Cooper encontró rápidamente lo que significaba la palabra: «portero» o «guardián» en la lengua de los indios delaware. Podía ser el apellido del hombre muerto, aunque su estructura craneal sugería que no era un indio americano. Probablemente, supuso Rhyme, se trataría del eslogan de alguna logia o fraternidad o escuela, y Cooper había enviado mensajes por correo electrónico a algunos profesores de historia y de antropología para ver si conocían la palabra.

—Charles no pudo haber hecho eso —dijo su descendiente en voz baja—. Él no habría matado a nadie.

—La bala fue disparada a la frente —dijo Rhyme—. No desde atrás. Y la Derringer, el arma que Sachs encontró en la cisterna, probablemente pertenecía a la víctima. Esto sugiere que el disparo pudo haber sido en defensa propia.

El hecho era que Charles había ido a la taberna de forma voluntaria y armado con una pistola. Había previsto algún tipo de violencia.

—Nunca debería haberme metido en todo esto —susurró Geneva—. Qué idiota. Ni siquiera me gusta el pasado. No tiene sentido. ¡Lo detesto! —Dio media vuelta y corrió al pasillo, y luego subió las escaleras.

Sachs la siguió. Volvió unos minutos más tarde.

—Está leyendo. Dice que quiere estar sola. Creo que estará bien. —Pero no parecía muy segura, a juzgar por su tono de voz.

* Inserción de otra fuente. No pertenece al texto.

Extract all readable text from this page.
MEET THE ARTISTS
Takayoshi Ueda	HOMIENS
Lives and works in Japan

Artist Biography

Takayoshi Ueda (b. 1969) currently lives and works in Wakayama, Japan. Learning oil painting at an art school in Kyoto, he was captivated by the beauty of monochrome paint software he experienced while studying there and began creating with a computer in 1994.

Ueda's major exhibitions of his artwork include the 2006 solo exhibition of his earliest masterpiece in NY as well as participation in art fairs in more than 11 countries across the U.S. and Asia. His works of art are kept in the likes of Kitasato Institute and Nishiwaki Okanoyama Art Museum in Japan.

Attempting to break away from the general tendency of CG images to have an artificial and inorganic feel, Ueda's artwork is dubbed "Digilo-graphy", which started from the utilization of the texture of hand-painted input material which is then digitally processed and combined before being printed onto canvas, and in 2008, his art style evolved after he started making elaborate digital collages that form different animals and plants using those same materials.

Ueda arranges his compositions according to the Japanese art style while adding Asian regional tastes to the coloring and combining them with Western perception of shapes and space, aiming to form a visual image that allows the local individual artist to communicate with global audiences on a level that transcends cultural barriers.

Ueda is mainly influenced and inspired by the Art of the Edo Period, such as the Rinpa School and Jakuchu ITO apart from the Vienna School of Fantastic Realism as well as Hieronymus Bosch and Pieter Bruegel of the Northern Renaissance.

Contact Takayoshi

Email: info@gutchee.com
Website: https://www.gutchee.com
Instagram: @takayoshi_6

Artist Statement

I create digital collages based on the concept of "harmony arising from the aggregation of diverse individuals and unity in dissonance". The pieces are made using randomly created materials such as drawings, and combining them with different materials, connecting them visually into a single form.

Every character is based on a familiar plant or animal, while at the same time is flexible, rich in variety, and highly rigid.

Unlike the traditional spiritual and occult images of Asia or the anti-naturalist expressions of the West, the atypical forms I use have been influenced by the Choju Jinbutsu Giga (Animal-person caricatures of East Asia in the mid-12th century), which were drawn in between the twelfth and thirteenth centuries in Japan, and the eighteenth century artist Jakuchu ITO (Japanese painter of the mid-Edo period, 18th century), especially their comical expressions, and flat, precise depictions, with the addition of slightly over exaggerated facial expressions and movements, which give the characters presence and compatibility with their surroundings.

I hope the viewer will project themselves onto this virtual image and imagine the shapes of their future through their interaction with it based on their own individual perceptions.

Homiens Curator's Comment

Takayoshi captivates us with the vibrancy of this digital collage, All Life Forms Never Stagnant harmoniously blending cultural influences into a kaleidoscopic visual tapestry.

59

Rhyme revisó la información sobre el escenario del crimen más antiguo que había estudiado; tenía ciento cuarenta años. El objetivo de la investigación era averiguar algo que les condujera hasta la persona que había contratado a SD 109. Pero lo único que habían conseguido era poner a Sachs en peligro de muerte y desilusionar a Geneva con la noticia de que su ancestro había matado a un hombre.

Miró la carta de tarot del hombre colgado, que le miraba plácidamente desde la pizarra de las pruebas, burlándose de la frustración de Rhyme.

—Eh, aquí hay algo —dijo Cooper, que estaba mirando la pantalla del ordenador.

—¿Winskinskie? —preguntó Rhyme.

—No. Escucha esto. Una respuesta a nuestra sustancia misteriosa, la que Amelia encontró en el escondite del sujeto en la calle Elizabeth, y cerca de la casa de la tía de Geneva. El líquido.

—Ya era hora, ¿no? ¿Qué diablos es? ¿Toxinas? —preguntó Rhyme.

—A nuestro chico malo se le irritan los ojos —dijo Cooper.

—¿Qué?

—Es Murine.

—¿Gotas para los ojos?

—Así es. La composición es exactamente la misma.

—Bien. Escribámoslo en la pizarra —ordenó Rhyme—. Puede haber sido algo pasajero, porque estaba trabajando con ácido. En ese caso, no nos servirá de nada. Pero podría ser crónico. Eso sería estupendo.

A los criminalistas les encantan los delincuentes con enfermedades físicas. Rhyme le había dedicado una sección entera de su libro a la explicación de cómo seguirle el rastro a las personas a través de los medicamentos, recetados o de venta libre. Agujas hipodérmicas desechables, gafas, plantillas ortopédicas para calzado hechas a medida…

Fue en ese momento cuando sonó el móvil de Sachs. Mantuvo el teléfono un momento al oído.

—De acuerdo. Estaré allí en quince minutos. —La mujer policía cortó, miró a Rhyme y dijo—: Bien. Esto es interesante.